Ein tröstlicher Gedanke, doch Heldmann schwebte etwas anderes vor. Ihre Charaktere sind widerborstig. Fred will sich nicht behandeln lassen, auch nicht auf Drängen seiner erwachsenen Kinder und der Enkeltochter, die kurz vor dem Abitur steht. Er entzieht sich dem trauten Familienfrieden und hat sich sogar heimlich eine Wohnung gekauft, in die er sich zum Nachdenken und Alleinsein zurückzieht. Anita ist geschockt, als sie zufällig hinter dieses Geheimnis kommt. Maßlos enttäuscht packt sie ihre Koffer und zieht aus. Doch leicht ist es nicht, sich nach so vielen Jahren zu trennen.
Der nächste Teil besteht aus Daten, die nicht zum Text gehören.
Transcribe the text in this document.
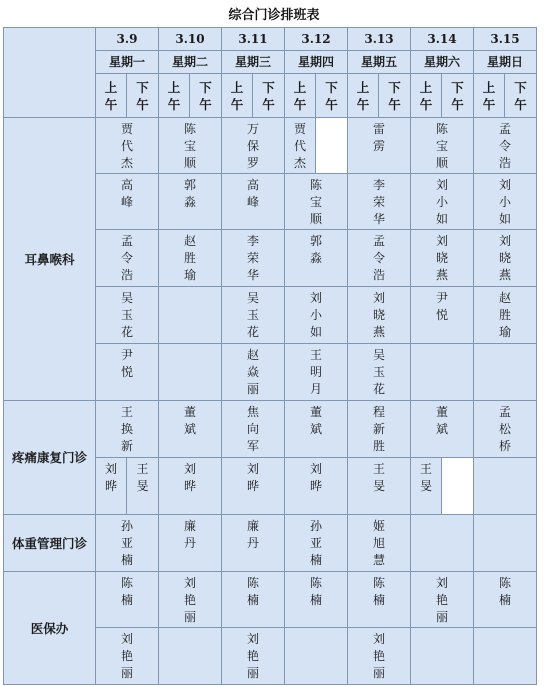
综合门诊排班表
	3.9		3.10		3.11		3.12		3.13		3.14		3.15	
	星期一		星期二		星期三		星期四		星期五		星期六		星期日	
	上午	下午	上午	下午	上午	下午	上午	下午	上午	下午	上午	下午	上午	下午
耳鼻喉科	贾代杰		陈宝顺		万保罗		贾代杰		雷雳		陈宝顺		孟令浩	
	高峰		郭淼		高峰		陈宝顺		李荣华		刘小如		刘小如	
	孟令浩		赵胜瑜		李荣华		郭淼		孟令浩		刘晓燕		刘晓燕	
	吴玉花				吴玉花		刘小如		刘晓燕		尹悦		赵胜瑜	
	尹悦				赵焱丽		王明月		吴玉花					
疼痛康复门诊	王换新		董斌		焦向军		董斌		程新胜		董斌		孟松桥	
	刘晔	王旻	刘晔		刘晔		刘晔		王旻		王旻			
体重管理门诊	孙亚楠		廉丹		廉丹		孙亚楠		姬旭慧					
医保办	陈楠		刘艳丽		陈楠		陈楠		陈楠		刘艳丽		陈楠	
	刘艳丽				刘艳丽				刘艳丽					
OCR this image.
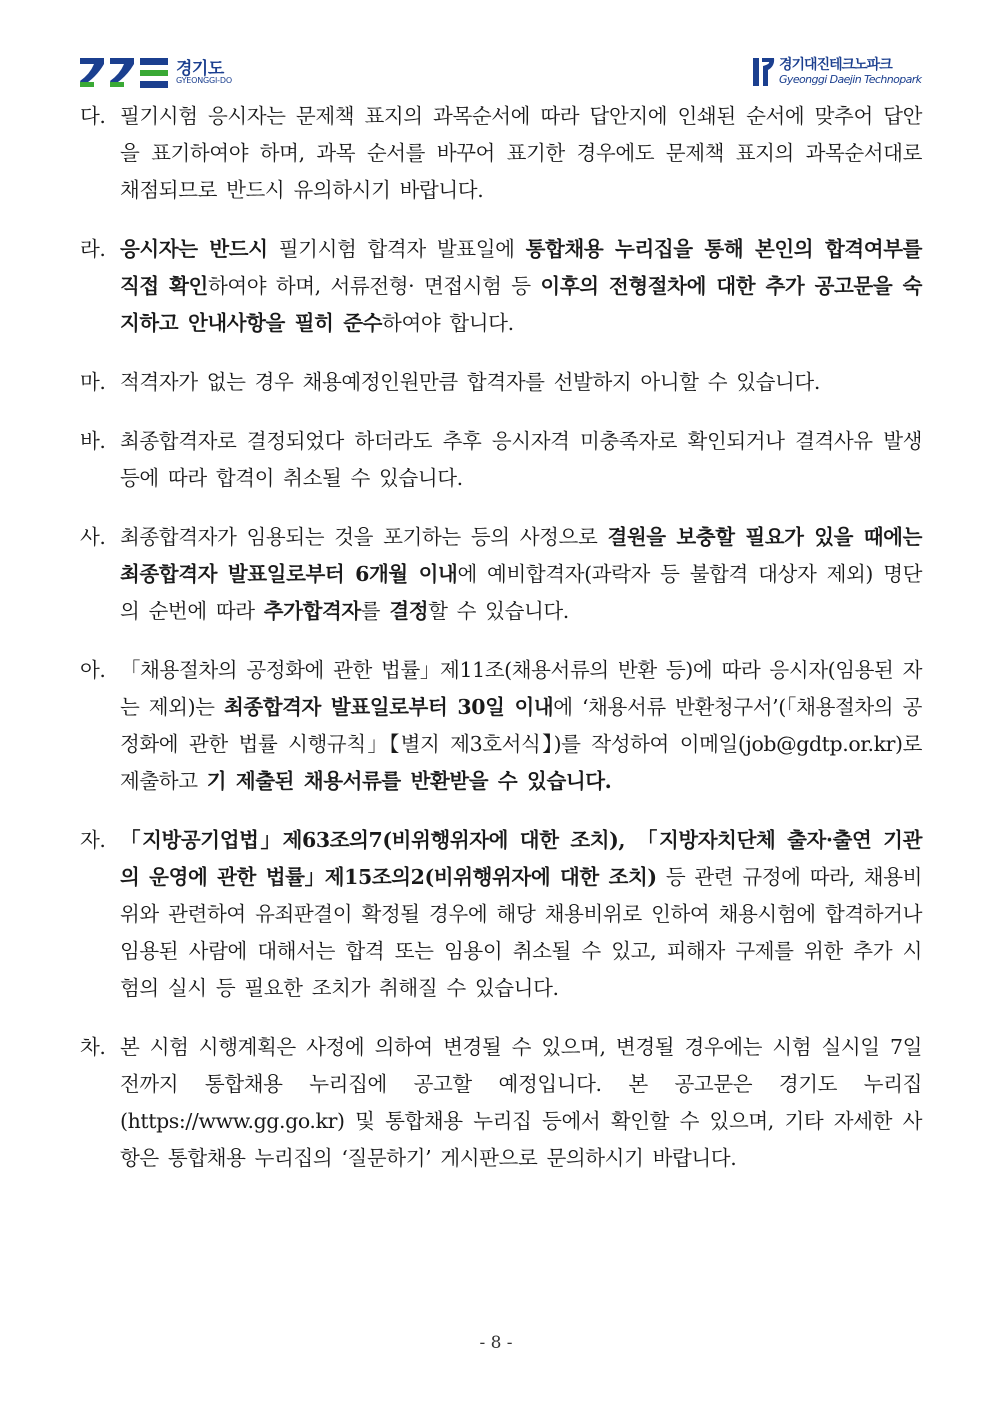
경기도
GYEONGGI-DO
경기대진테크노파크
Gyeonggi Daejin Technopark
다. 필기시험 응시자는 문제책 표지의 과목순서에 따라 답안지에 인쇄된 순서에 맞추어 답안을 표기하여야 하며, 과목 순서를 바꾸어 표기한 경우에도 문제책 표지의 과목순서대로 채점되므로 반드시 유의하시기 바랍니다.
라. 응시자는 반드시 필기시험 합격자 발표일에 통합채용 누리집을 통해 본인의 합격여부를 직접 확인하여야 하며, 서류전형· 면접시험 등 이후의 전형절차에 대한 추가 공고문을 숙지하고 안내사항을 필히 준수하여야 합니다.
마. 적격자가 없는 경우 채용예정인원만큼 합격자를 선발하지 아니할 수 있습니다.
바. 최종합격자로 결정되었다 하더라도 추후 응시자격 미충족자로 확인되거나 결격사유 발생 등에 따라 합격이 취소될 수 있습니다.
사. 최종합격자가 임용되는 것을 포기하는 등의 사정으로 결원을 보충할 필요가 있을 때에는 최종합격자 발표일로부터 6개월 이내에 예비합격자(과락자 등 불합격 대상자 제외) 명단의 순번에 따라 추가합격자를 결정할 수 있습니다.
아. 「채용절차의 공정화에 관한 법률」제11조(채용서류의 반환 등)에 따라 응시자(임용된 자는 제외)는 최종합격자 발표일로부터 30일 이내에 ‘채용서류 반환청구서’(「채용절차의 공정화에 관한 법률 시행규칙」【별지 제3호서식】)를 작성하여 이메일(job@gdtp.or.kr)로 제출하고 기 제출된 채용서류를 반환받을 수 있습니다.
자. 「지방공기업법」제63조의7(비위행위자에 대한 조치), 「지방자치단체 출자·출연 기관의 운영에 관한 법률」제15조의2(비위행위자에 대한 조치) 등 관련 규정에 따라, 채용비위와 관련하여 유죄판결이 확정될 경우에 해당 채용비위로 인하여 채용시험에 합격하거나 임용된 사람에 대해서는 합격 또는 임용이 취소될 수 있고, 피해자 구제를 위한 추가 시험의 실시 등 필요한 조치가 취해질 수 있습니다.
차. 본 시험 시행계획은 사정에 의하여 변경될 수 있으며, 변경될 경우에는 시험 실시일 7일 전까지 통합채용 누리집에 공고할 예정입니다. 본 공고문은 경기도 누리집(https://www.gg.go.kr) 및 통합채용 누리집 등에서 확인할 수 있으며, 기타 자세한 사항은 통합채용 누리집의 ‘질문하기’ 게시판으로 문의하시기 바랍니다.
- 8 -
Schnell wird Fred und Anita klar, dass sie ihren Weg trotz der Differenzen weiter gemeinsam gehen wollen.
Der Film basiert auf einer wahren Geschichte. Schnörkellos und mit viel Einfühlungsvermögen zeichnet die junge Regisseurin den eingespielten Alltag des Ehepaares nach. Wenn Fred jeden Morgen lautstark die Butter auf seinen Toast kratzt, verdreht Anita die Augen und versteckt ihren genervten Blick hinter ihrer Teetasse. Abschiedsküsse gibt es nicht mehr, dafür viele kleine Sticheleien. Aber da ist auch die andere Seite: die Sicherheit und die Vertrautheit der langen Beziehung. Die Fähigkeit, sich ohne Worte zu verstehen. Und das Gefühl, ohne den anderen nicht vollkommen zu sein.
Berger und Ganz spielen mit feinem Fingerspitzengefühl, sie zeigen viele Emotionen, wirken aber nie kitschig oder betulich. Dadurch gelingt ihnen die wunderbare Charakterstudie eines Paares, dem man die langsam gewachsene, tiefe Verbundenheit anmerkt. Umso schockierender ist am Ende die Konsequenz, die sie aus dieser großen Liebe ziehen. (APA/dpa)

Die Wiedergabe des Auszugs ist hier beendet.